March 4, 2014 – March is Problem Gambling Awareness Month, and LotteryHUB wants to help spread awareness about problem gambling so players can stay better informed, play more responsibly and keep having fun.
The National Council on Problem Gambling defines problem gambling as “gambling behavior which causes disruptions in any major area of life: psychological, physical, social or vocational.”
They define gambling as any activity where money or something of value is risked on a chance, and according to the Council’s statistics, between 6 and 8 million Americans have felt the negative affects of problem gambling on finances, family or work.
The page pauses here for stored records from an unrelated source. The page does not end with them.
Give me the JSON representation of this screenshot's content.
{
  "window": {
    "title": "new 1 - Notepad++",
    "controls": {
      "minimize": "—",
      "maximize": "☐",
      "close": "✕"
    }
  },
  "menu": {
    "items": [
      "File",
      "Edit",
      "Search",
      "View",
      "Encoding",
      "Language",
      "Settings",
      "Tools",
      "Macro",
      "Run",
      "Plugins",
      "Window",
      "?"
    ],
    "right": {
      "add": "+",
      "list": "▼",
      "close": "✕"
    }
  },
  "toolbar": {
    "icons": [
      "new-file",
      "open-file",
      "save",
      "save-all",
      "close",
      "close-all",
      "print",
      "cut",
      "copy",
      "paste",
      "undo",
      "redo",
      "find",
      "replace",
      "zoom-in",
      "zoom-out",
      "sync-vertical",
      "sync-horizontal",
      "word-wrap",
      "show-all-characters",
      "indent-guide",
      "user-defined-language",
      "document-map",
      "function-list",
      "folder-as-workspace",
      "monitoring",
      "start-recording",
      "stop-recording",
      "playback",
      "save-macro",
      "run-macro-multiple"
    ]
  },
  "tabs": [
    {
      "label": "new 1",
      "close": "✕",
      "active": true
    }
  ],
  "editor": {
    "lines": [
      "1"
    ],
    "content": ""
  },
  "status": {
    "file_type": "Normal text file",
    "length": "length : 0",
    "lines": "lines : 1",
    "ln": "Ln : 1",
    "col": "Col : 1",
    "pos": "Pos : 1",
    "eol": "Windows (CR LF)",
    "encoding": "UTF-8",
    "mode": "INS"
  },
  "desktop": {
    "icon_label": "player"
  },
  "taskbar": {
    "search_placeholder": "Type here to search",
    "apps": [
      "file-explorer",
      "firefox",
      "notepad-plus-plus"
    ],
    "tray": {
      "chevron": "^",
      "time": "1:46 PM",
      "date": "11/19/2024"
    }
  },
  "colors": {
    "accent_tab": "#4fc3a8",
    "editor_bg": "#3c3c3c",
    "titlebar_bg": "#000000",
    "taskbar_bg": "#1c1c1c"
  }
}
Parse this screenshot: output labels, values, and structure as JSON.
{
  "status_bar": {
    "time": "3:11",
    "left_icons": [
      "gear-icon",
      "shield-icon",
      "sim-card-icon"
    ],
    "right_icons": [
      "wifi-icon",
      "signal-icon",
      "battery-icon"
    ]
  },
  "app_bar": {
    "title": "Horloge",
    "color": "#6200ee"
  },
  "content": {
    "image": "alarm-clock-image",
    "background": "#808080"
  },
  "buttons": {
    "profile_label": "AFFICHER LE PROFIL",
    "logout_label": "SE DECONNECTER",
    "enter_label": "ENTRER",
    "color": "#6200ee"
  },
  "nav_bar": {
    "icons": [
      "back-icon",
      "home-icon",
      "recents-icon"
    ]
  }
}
Gambling is a big part of our culture, though. Horse-racing, casinos, cards with friends and of course, the lottery. While all of these games have their place and indeed have a place in America’s cultural heritage, playing responsibly and within one’s own limits is key to ensure that games of chance remain a form of entertainment – not something you feel you have to do.
The National Council on Problem Gambling listed some common indicators of problem gambling in a press release announcing the beginning of Problem Gambling Awareness month:
- Lying to loved ones about gambling activity
- Deterioration of work performance
- Trouble concentrating
- Missing deadlines and important responsibilities
- Worry about mounting debts and inability to pay them.
If you or someone you know is struggling with problem gambling or exhibiting some of these signs of a gambling problem, Problem Gambling Awareness month is the time to talk to them about getting some help.
There are services available all over the country, as well as free and confidential hotlines that people struggling with problem gambling can call.
The National Problem Gambling Helpline Network is a 24/7 service that can be reached at 1-800-522-4700. According to a press release from the National Council on Problem Gambling, calls to the helpline are “free and confidential.”
And, for those struggling with problem gambling, it is important to remember that taking advantage of problem gambling resources can really help.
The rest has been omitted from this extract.